Samochód dachował
Policjanci patrolujący teren zobaczyli, że z samochodu wydobywa się dym. W środku były dwie osoby.
Zdarzenie miało miejsce w Biłgoraju, w sobotnie południe. Funkcjonariusze policji podczas patrolu zauważyli leżący na dachu w rowie samochód. Z pojazdu wydobywał się gęsty dym. Okazało się, że w samochodzie były dwie osoby – mężczyzna i kobieta.
– Sierż. szt. Grzegorz Potocki i st. sierż. Paweł Czyżo siłowo otworzyli częściowo zablokowane drzwi i ze środka wydostali dwie osoby, którym udzielili pomocy przedmedycznej. Na miejsce zdarzenia za pośrednictwem dyżurnego KPP Biłgoraj zostały wezwane również straż i pogotowie – informuje starszy sierżant Agnieszka Pintal z KPP w Biłgoraju.

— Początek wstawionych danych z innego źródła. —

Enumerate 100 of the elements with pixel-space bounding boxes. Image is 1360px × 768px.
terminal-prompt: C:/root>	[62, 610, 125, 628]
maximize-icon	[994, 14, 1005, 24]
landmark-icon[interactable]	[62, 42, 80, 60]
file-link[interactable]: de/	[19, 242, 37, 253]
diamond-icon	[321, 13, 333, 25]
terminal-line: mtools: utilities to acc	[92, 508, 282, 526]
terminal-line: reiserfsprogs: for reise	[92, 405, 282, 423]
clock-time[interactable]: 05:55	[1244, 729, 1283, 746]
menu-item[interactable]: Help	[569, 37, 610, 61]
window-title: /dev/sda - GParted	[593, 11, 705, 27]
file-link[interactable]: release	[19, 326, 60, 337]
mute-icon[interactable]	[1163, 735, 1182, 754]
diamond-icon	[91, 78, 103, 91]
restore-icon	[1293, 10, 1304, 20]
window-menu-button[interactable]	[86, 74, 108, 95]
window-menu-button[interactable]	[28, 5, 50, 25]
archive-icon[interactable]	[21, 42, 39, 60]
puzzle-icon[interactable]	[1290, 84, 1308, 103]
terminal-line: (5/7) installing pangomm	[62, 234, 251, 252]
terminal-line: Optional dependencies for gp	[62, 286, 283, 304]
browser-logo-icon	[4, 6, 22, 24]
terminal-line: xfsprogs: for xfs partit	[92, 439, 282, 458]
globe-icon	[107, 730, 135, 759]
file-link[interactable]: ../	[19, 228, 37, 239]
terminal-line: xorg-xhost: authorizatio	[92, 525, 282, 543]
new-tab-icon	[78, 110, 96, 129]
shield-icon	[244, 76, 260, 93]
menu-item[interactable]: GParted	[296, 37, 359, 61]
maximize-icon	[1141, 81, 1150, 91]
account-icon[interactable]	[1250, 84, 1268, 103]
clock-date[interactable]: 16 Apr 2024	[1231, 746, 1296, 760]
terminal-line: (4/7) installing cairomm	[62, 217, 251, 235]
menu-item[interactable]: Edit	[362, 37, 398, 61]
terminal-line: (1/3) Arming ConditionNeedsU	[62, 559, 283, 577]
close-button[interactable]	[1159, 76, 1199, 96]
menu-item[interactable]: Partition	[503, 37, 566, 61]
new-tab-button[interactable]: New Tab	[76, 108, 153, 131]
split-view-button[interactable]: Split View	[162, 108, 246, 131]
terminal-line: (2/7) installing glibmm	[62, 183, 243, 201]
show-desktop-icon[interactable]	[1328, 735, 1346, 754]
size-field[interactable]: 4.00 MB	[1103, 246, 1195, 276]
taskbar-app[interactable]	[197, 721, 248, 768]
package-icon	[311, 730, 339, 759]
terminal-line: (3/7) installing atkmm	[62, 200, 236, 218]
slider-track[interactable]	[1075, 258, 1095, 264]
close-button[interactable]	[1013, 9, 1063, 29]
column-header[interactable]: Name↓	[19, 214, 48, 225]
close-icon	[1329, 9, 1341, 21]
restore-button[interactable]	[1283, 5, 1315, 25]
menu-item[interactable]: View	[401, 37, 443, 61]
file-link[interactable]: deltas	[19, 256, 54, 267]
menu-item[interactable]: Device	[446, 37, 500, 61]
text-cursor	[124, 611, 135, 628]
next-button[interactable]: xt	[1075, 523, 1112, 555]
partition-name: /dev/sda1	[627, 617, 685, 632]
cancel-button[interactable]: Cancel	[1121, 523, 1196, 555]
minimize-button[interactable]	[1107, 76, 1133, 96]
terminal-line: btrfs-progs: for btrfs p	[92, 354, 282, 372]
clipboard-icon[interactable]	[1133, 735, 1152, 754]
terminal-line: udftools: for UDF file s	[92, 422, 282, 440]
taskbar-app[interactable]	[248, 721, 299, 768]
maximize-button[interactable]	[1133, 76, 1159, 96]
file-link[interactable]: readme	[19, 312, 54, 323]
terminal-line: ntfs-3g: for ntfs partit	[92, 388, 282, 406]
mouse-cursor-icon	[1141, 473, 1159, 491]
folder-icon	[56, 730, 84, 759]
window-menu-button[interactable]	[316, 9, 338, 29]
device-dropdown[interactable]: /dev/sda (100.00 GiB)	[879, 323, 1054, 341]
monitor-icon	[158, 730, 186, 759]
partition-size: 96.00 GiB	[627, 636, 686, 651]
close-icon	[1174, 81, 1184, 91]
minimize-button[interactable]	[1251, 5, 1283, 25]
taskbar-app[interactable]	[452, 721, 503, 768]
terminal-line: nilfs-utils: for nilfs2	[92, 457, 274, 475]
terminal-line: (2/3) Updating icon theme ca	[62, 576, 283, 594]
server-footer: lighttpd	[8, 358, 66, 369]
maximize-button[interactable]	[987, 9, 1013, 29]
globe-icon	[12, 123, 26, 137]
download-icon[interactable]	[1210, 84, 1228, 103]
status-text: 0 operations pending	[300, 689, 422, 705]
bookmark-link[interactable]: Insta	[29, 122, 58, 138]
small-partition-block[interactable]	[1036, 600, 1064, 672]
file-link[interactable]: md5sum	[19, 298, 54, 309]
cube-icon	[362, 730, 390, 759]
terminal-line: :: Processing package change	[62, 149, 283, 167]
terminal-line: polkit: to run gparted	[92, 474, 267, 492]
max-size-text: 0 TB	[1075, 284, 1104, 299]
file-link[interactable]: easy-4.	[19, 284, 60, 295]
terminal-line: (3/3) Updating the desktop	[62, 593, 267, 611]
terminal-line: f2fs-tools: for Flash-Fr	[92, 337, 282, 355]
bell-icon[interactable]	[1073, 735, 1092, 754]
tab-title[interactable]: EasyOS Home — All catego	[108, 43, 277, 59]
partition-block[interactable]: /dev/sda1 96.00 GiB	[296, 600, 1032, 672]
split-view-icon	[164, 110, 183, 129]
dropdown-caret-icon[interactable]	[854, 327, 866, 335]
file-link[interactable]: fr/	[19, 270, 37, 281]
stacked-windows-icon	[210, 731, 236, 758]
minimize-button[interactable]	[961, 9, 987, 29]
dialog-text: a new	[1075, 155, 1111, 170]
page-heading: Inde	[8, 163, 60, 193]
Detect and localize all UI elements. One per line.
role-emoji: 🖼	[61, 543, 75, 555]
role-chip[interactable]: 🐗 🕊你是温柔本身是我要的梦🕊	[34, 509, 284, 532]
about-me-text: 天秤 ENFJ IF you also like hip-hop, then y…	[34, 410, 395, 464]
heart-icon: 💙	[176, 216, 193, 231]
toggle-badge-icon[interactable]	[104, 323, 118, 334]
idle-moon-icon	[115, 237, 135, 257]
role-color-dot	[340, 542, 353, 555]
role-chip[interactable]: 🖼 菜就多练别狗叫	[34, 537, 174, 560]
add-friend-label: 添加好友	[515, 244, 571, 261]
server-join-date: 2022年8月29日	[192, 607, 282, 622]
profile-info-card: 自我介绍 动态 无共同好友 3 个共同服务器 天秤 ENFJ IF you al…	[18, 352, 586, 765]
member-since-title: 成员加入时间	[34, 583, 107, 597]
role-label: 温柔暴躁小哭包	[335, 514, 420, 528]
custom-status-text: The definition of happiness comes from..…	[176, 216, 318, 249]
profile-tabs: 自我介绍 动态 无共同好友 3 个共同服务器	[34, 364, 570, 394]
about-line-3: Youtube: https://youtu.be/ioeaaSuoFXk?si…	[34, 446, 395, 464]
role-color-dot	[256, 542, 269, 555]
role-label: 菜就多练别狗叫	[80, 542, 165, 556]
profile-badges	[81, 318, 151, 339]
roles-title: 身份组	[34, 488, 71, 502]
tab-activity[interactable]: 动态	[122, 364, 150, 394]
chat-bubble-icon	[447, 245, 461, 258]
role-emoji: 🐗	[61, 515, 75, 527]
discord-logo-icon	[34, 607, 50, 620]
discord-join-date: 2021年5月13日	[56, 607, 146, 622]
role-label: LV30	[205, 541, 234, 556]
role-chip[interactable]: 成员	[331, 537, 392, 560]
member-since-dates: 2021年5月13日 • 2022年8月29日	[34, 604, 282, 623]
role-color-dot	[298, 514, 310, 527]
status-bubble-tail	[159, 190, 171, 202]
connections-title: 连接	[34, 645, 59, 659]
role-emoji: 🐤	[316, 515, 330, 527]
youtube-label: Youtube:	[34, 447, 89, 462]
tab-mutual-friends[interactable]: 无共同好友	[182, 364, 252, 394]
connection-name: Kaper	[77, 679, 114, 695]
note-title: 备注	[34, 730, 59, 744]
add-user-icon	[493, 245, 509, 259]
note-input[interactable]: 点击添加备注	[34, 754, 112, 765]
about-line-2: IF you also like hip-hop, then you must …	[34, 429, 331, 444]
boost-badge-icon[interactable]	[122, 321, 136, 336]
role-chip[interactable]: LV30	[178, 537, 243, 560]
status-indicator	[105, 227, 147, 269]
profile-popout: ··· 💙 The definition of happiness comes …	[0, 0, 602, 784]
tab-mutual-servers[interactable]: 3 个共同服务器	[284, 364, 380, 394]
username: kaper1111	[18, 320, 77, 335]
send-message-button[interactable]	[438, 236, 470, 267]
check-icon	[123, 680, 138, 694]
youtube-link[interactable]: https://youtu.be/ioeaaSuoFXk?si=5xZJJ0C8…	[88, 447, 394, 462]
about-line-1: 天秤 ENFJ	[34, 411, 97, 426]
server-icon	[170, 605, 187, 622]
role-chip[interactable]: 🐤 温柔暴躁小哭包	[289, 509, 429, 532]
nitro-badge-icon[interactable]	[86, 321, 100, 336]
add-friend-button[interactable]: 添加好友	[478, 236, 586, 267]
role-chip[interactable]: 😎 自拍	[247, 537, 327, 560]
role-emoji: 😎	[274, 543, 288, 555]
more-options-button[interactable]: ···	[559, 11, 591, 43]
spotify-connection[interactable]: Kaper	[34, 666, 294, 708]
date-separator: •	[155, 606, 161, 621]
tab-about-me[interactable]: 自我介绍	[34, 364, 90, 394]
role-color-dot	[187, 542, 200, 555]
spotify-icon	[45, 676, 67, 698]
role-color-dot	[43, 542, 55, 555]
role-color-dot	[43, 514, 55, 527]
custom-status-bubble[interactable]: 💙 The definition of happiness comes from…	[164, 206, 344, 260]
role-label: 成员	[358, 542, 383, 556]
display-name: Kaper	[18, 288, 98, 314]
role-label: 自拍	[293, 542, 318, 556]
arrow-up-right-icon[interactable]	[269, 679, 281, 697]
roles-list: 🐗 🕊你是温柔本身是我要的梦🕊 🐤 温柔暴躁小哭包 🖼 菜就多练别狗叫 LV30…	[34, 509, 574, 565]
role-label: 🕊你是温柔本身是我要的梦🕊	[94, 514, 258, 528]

Pojazdem podróżowali osiemnastolatkowie. Pasażerka, to obywatelska Ukrainy. Kierowca był trzeźwy.
Policja ustaliła, że kierujący skodą na łuku jezdni nie dostosował prędkości do warunków jazdy. Młody kierowca stracił panowanie nad pojazdem i dachował.
Policjanci ustalają okoliczności i przyczynę zdarzenia. Apelują również o ostrożność za kierownicą oraz przestrzeganie przepisów drogowych.
red.
Młody wiózł laskę na grzyby..?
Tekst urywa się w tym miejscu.